À frente do paisagismo do Escarpas Eco Parque está o con­sultor em biodiversidade nati­va e arqueologia botânica para restauro da paisagem natural, o botânico Rodrigo Cardim, co­nhecido nacionalmente como Dr. Árvore. Está em suas mãos a destinação de mais de 20 mil mudas que integrarão o Cerrado Nativo presente na região: elas formarão um bosque frutífero para compor o fundo dos lotes do condomínio horizontal.

Conforme explica o gestor comercial do Escarpas Eco Par­que, Lucas Rodrigues, diretor também da ImobShare, empre­sa especializada em segunda moradia, o projeto atende uma megatendência identificada no turismo atual, que é a busca pela experiência e a preocupa­ção com a sustentabilidade – se­gundo constatou pesquisa do Booking. “Nossa intenção é criar uma experiência que liga a eco­aventura, o esporte aquático, a preservação ambiental e o turis­mo de aventura e lazer”, pontua.

A implantação da primei­ra fase do Eco Parque deverá receber cerca de 500 terrenos para casas de veraneio e um público estimado em 2000 pes­soas, além de clube e espaço para atividades de ecoaventura. Os lotes escarpados permitem vistas singulares, ora do lago, ora da mata nativa que circun­da o empreendimento.

“Haverá vagas de emprego para a etapa de obras do com­plexo e da construção das casas por seus proprietários. Poste­riormente, a demanda virá para a manutenção das residências e na operação do empreen­dimento”, afirma Rodrigues. Empregos diretos e indiretos podem chegar a 5000 no total somente na fase de obras.

Empresários locais migram de atividade
Abadiânia ocupa a 87ª posição no ranking do Produto Interno Bruno (PIB) em Goiás de 2017, e vinha crescendo ao longo dos anos. Em 2018, an­terior à denúncia envolvendo o líder espiritual, os negócios locais geraram R$ 2,5 milhões, hoje não passam de R$1,6 milhão. Um dos setores que mais sofreram com a crise foi artesanato. Empresas que atuam na área reduziram o faturamento em 83%.

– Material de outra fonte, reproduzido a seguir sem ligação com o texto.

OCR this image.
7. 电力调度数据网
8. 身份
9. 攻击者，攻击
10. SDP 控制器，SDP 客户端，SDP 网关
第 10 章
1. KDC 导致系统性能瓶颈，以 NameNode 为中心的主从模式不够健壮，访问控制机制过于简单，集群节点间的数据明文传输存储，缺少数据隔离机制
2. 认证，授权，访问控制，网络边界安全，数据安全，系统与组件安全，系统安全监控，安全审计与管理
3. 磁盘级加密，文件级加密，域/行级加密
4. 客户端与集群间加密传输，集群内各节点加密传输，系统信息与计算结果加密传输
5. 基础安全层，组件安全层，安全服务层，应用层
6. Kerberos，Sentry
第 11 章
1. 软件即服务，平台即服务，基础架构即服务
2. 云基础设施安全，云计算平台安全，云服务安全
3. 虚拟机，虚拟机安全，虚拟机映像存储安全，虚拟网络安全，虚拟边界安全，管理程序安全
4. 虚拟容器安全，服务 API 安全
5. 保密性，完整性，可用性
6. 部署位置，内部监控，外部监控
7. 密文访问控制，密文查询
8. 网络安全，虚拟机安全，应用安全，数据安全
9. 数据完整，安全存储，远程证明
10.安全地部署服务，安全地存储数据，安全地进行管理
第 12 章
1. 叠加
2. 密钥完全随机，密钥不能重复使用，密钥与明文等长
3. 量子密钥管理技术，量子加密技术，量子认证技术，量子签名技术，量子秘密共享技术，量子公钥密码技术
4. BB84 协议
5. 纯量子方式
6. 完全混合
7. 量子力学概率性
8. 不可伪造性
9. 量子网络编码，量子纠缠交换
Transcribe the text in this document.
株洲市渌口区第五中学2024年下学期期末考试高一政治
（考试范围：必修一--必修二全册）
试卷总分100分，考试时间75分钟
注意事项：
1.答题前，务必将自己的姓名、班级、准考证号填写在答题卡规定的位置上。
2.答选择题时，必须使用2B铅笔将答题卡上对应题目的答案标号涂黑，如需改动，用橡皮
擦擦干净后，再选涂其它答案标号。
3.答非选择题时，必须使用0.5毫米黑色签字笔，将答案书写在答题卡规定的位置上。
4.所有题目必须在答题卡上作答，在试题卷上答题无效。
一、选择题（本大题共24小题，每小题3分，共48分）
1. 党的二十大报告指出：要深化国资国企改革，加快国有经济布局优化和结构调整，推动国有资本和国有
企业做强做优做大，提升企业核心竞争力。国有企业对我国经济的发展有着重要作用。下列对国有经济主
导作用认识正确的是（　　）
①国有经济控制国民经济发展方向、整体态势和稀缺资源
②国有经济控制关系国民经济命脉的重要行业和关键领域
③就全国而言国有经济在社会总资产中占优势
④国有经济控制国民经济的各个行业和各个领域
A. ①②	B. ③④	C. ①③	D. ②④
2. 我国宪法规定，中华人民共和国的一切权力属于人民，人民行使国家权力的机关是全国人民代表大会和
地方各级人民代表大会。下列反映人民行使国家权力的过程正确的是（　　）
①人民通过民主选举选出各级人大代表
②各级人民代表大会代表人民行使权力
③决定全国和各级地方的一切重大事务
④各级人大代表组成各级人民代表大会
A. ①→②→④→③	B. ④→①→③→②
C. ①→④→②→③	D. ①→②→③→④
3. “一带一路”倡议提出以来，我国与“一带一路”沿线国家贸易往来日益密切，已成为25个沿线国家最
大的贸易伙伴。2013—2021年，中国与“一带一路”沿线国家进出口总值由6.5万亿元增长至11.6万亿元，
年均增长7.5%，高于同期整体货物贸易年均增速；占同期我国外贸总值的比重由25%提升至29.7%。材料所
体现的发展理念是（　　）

Com a crise, os moradores já estão mirando nas oportunidades abertas pela movimenta­ção turística no entorno do lago, o que inclui as iniciativas do mercado imobiliário. “Temos visto empresários locais mudarem de área para inves­tirem no comércio de materiais de construção e aluguel de maquinários. Bem como, o interesse de pessoas em se qualificarem para empregarem a mão de obra nos projetos que estão aterrissando na cidade. A transformação da orla do lago em um reduto de lazer e turismo nos permite vislumbrar uma mudança de página na história do município, onde seremos lembrados pelas nossas belezas na­turais e pelo acolhimento de nosso povo”, analisa o prefeito José Diniz.

Uma amostra dos efeitos positivos do turismo já é percebida pelos moradores do distrito de Vila Piauí, que fica a 7 quilômetros do lago de Corumbá IV. A região passou a abrigar algumas empresas como padaria e material de construção, que antes não existiam, com objetivo de atender a demanda advinda do aumento do número de pessoas que buscam lazer na região.

Abadiânia também integra o Mapa do Turismo Brasileiro, foi contemplada pelo Programa Mais Turismo, lançado em março pelo Governo de Goiás. A expectativa é que outros investimentos públicos cheguem para desenvolver ainda mais o turismo local.